Pointed signs jeer closing of health clinics.
Protesters jeer timing of clinic closings.

Stephanie Gendell, associate executive director for policy and government relations with the Citizens’ Committee for Children, was equally incredulous. 

“One of the best ways that we can keep our children healthy is to ensure that they’ve had immunizations,” Gendell said. “Instead, we are standing here in the middle of National Immunization Awareness Month urging the administration not to take immunizations away from children. It is August. This is when children get prepared to go back to school. This is when the rush is to get their immunizations, so that they can start on time in September.”

Anthony Feliciano, director for the Commission on the Public's Health System, sees a pattern in the Health Department’s move to close the immunization clinics. 

“They have incrementally looked at cutting direct services to get out of their responsibility to provide direct services,” Feliciano said. 

According to Councilwoman Arroyo, the savings that the city says it wants to achieve by closing walk-in immunization centers in Queens and the Bronx “doesn’t even register one percentage point in the budget.” 

Opponents vow to hold hearings on clinic closings.
Opponents vow to hold hearings on clinic closings.

“That’s what makes this all the more confusing and frustrating,” Councilwoman Arroyo told LaborPress. “This kind of funding could be found in our budget in some way without having major impact on direct access to services.”

Local 768 President Fitz Reid slammed the “onslaught of the mayor” as part of a larger agenda to dismantle public services across New York City.
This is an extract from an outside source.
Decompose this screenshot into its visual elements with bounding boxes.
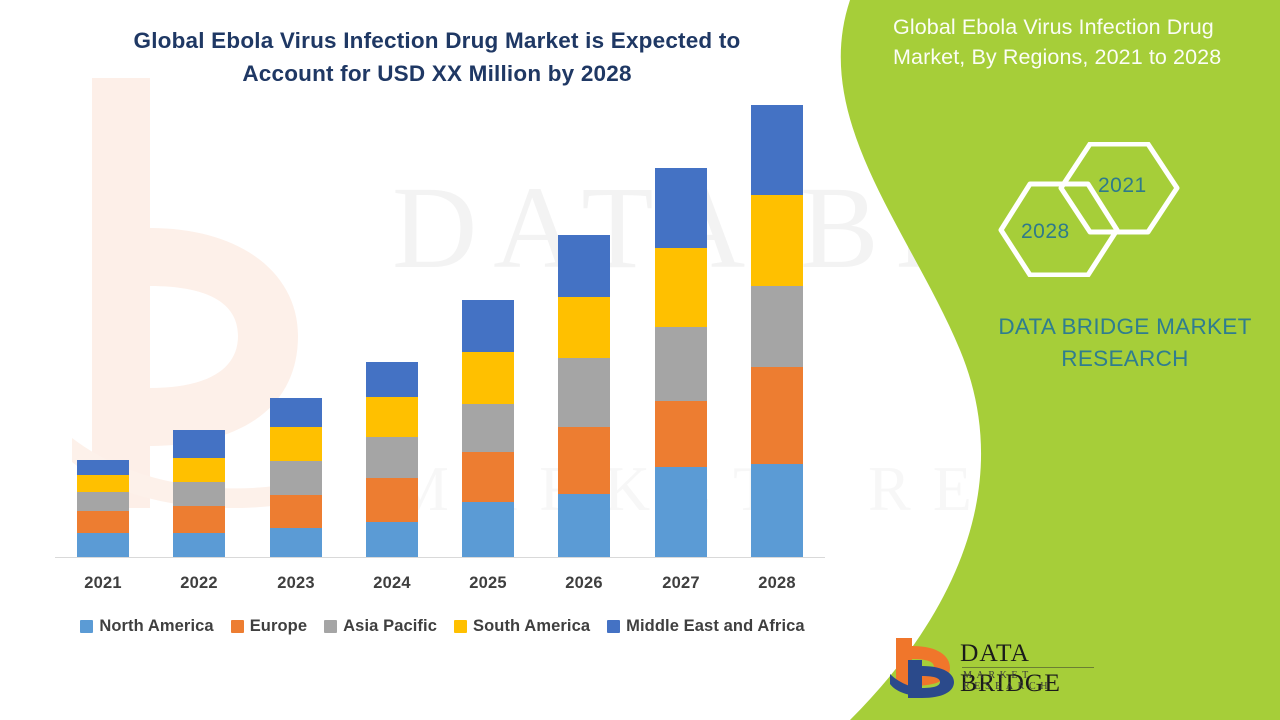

“Right now, the mayor is destroying the ‘public’ in public health,” Reid said. “The mayor is destroying the ‘public’ in public hospitals. The mayor is destroying the ‘public’ in public education. The mayor is destroying the ‘public’ in public housing. We have seen the mayor destroying the young and the old, and we all have to cooperate together to put a stop to it.”

Councilwoman Letitia James – who represents the community in Ft. Greene, Brooklyn where she says lines stretching around the block at the local immunization clinic are commonplace – is promising to hold hearings on the clinic closures. 

“This represents a threat to the healthcare of countless numbers of low-income children in the City of New York,” Councilwoman James said. “This is a heartless act. We will hold hearings and hold this administration accountable. It will not stand.”

CWA labor leader Arthur Cheliotes derided the mayor and his apparent callousness towards working-class men and women.

“This administration has allowed for tax cuts to build these stainless steel towers throughout the city,” Cheliotes said. “Those tax cuts mean there isn’t funding for a lot of vital programs that assist the working people of the city. That has been the agenda for the last 12 years. We have had a mayor of Wall Street who’s not concerned about the public good, but concerned about the one-percent. But most of the people in this city are not rich. Most of the people in this city struggle every day to survive. Most of the people in this city have children they want to see succeed, be safe, and be healthy. And those are the public services that public workers deliver.”